Despite these various advantages, certain complications that are associated with the implantation procedure or the long-term use of the TIVAP may occur. These complications can be divided into 3 main categories: procedural complications (such as haemothorax, pneumothorax, cardiac arrhythmia, injury of the brachial plexus and catheter malposition), early complications (occurring before the first chemotherapy application, such as pocket haematoma and fibrin formation) and late complications (occurring after the first chemotherapy application, such as thrombosis, infection, “pinch off” syndrome, catheter rupture, embolization, extravasation and catheter migration)[4, 11–13]. Among all of these reported complications, catheter migration is rarely seen but is regarded as being a potentially severe condition, which can likely lead to TIVAP replacement or removal. To the best of our knowledge, this is the first case in which the migration of the TIVAP catheter tip to the right thoracic cavity occurred in a child as an early complication. In the present case, catheter migration to the thoracic cavity was detected by the aspiration of slightly bloody fluid without obstruction at 2 days after implantation as an accidental finding and was subsequently confirmed via ultrasound and fluoroscopy. It is clinically asymptomatic and likely to be carelessly ignored, which may result in more severe events if chemotherapeutic drugs are injected into the thoracic cavity.

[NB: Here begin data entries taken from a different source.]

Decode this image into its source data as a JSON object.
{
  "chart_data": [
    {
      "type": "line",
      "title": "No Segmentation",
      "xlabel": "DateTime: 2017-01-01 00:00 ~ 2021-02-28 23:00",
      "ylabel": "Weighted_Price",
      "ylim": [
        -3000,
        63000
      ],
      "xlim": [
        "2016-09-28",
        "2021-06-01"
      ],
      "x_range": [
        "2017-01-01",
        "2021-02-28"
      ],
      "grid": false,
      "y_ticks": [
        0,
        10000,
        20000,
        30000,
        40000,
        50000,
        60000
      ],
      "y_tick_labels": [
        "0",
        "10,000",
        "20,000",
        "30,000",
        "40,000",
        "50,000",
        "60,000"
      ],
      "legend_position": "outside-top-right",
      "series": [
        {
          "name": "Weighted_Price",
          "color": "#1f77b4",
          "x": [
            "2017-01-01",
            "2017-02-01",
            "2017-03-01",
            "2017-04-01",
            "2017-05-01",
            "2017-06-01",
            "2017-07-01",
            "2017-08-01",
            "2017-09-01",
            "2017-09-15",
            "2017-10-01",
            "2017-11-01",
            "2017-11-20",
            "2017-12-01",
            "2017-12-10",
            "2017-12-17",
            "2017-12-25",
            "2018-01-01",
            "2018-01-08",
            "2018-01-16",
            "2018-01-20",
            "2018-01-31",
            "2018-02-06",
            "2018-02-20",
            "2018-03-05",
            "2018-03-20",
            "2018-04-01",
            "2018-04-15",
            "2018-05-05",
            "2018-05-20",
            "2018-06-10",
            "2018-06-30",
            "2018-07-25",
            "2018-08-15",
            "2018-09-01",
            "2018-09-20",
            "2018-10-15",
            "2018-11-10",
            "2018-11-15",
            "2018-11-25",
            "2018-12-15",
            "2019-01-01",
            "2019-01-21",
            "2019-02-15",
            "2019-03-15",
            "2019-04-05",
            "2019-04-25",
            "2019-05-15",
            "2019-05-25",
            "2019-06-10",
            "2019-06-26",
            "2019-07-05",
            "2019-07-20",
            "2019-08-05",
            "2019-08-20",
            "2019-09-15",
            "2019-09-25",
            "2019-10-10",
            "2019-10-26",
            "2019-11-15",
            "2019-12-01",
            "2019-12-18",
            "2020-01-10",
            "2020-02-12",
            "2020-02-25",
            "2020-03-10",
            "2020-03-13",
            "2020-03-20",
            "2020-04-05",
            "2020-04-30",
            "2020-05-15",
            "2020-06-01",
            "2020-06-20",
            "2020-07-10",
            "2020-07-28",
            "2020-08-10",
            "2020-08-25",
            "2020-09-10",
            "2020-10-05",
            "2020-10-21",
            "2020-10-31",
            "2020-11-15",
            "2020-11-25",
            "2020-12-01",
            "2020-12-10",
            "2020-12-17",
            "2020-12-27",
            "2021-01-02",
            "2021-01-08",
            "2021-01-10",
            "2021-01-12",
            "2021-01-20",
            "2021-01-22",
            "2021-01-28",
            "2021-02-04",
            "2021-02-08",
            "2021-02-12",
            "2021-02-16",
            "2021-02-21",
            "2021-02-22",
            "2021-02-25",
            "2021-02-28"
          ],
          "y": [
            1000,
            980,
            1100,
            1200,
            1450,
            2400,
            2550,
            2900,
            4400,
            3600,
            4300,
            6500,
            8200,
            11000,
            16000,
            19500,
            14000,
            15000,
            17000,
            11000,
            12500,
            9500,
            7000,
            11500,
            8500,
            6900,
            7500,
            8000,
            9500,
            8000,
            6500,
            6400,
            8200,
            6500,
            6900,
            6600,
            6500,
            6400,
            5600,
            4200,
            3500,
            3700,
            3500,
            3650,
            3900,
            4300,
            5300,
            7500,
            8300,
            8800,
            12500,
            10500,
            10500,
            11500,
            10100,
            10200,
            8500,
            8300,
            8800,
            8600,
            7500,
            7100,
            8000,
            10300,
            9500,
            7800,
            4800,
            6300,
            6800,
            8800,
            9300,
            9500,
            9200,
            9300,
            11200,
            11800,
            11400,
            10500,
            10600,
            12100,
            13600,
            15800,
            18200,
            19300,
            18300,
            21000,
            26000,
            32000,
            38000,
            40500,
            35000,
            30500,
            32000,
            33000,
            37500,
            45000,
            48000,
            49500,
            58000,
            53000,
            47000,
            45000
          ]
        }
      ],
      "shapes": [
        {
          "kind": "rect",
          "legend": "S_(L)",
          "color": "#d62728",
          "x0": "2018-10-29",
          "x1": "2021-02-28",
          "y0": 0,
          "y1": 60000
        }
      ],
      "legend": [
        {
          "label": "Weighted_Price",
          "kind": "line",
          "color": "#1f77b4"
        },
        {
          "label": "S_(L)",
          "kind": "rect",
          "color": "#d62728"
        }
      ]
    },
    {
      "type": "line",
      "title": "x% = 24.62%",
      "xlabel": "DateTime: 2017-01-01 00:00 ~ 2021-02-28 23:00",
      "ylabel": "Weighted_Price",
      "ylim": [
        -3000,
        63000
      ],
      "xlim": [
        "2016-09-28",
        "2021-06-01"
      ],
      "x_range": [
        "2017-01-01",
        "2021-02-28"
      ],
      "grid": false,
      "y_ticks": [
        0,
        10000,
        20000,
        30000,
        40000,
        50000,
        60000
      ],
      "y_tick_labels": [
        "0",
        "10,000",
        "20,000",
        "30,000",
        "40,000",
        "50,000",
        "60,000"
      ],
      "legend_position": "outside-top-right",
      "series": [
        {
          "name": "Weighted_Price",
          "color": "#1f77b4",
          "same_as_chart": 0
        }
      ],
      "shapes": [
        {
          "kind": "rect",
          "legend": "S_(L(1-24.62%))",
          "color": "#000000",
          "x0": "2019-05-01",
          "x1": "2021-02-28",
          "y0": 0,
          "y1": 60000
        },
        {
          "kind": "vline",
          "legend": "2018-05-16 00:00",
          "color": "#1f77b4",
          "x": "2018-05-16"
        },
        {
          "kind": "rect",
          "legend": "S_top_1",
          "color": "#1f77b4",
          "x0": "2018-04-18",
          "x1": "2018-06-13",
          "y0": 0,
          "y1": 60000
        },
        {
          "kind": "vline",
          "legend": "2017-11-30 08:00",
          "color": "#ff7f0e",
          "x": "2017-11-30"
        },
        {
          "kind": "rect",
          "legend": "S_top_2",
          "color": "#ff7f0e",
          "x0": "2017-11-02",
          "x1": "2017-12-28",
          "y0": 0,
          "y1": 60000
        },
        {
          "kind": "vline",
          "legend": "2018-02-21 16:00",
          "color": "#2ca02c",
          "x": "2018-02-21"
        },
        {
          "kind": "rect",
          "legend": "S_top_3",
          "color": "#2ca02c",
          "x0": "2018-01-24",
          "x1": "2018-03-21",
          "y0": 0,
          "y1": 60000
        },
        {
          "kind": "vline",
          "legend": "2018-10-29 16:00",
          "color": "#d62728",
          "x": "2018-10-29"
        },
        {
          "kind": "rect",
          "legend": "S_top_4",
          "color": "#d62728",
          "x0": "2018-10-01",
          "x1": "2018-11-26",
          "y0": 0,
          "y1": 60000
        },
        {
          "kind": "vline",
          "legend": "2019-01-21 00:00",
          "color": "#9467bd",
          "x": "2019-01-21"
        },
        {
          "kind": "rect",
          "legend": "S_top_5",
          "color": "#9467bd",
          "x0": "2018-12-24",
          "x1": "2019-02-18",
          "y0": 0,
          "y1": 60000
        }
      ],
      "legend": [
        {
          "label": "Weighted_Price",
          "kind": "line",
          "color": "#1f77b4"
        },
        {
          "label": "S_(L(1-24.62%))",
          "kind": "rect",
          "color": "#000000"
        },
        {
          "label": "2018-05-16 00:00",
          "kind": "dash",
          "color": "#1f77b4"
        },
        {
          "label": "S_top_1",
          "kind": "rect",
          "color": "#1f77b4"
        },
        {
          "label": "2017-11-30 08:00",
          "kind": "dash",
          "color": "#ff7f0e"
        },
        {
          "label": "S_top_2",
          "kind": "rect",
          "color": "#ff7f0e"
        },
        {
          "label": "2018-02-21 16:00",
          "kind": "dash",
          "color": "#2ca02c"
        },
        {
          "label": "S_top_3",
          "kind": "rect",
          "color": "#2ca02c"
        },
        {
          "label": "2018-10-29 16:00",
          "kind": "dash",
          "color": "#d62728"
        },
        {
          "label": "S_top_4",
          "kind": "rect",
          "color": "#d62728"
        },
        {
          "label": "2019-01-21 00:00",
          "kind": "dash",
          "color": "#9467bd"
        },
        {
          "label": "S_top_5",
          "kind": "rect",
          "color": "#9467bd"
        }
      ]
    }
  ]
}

Several plausible reasons are considered to have contributed to catheter migration in this child. First, the lower puncture point on the neck and the more vertical pathway may have led to the condition in which the guidewire inadvertently went through the thoracic cavity before entering into the IJV or superior vena cava. Although the puncture procedure was performed by a senior anaesthetist under ultrasonographic guidance, which has been demonstrated to significantly reduce the complication rate[14–16], a suspected vascular puncture still occurred due to imprudent surgical manoeuvres as, in retrospect, the introducer needle was placed under the skin for a relatively long pathway before entering into the lumen. The special body constitutions of children, such as a short neck, may possibly contribute to the improper selection of the puncture point and pathway angle, which may account for catheter migration into the thoracic cavity. In addition, the type of catheter, the entry point into the IJV and the 'out-of-plane' puncture approach are also associated with catheter migration after TIVAP insertion via the IJV. The standardized TIVAP implant procedure, extensive insertion experience and adversarial repeated puncture attempts are reported to reduce the complications of catheter insertions[18, 19]. Second, undue pressures developed by bolus flushing and peristaltic pumps may also increase the risk of catheter migration. Therefore, the flushing of the catheter should be performed in a gentle manner[20, 21], and the limited speed of the peristaltic pump may aid in the prevention of catheter migration. Third, excessive movement and frequently increased intrathoracic pressure (as a result of the active lifestyle and lachrymose characteristics of children) may also potentially contribute to migration. In addition, the risk of catheter tip migration has been reported to be associated with the short catheter length inserted into the body and the shallow tip location.
When considering the various early complications of TIVAP implantation, delayed usage of catheters with an 8-day interval is advised. Although periprocedural antibiotic use is controversial and has not been verified to be associated with long-term infection rates, we suggest the routine application of prophylactic antibiotics through the TIVAP for 48 hours, which may decrease the early infection rate and aid in the detection of early complications. In addition, regular follow-ups with chest radiography and flushing with heparinized saline each time before the application of the TIVAP device are indispensable. If unobstructed aspiration of slightly bloody fluid is detected before the flushing with heparinized saline, a chest radiograph should be immediately performed to investigate the possibility of catheter migration into the thoracic cavity, as the early detection of the migration and reimplantation of the TIVAP device may aid in the prevention of further complications. It is sometimes difficult to identify the accurate position of the catheter tip via X-ray imaging, and two feasible methods may aid in probing whether the catheter tip is in the thoracic cavity. The first method is to confirm the occurrence of a hydrothorax via chest radiography after the injection of saline solution through the TIVAP. The second method is to observe whether there are any microvesicles in the right atrium via ultrasound during the bolus injection of saline solution through the TIVAP.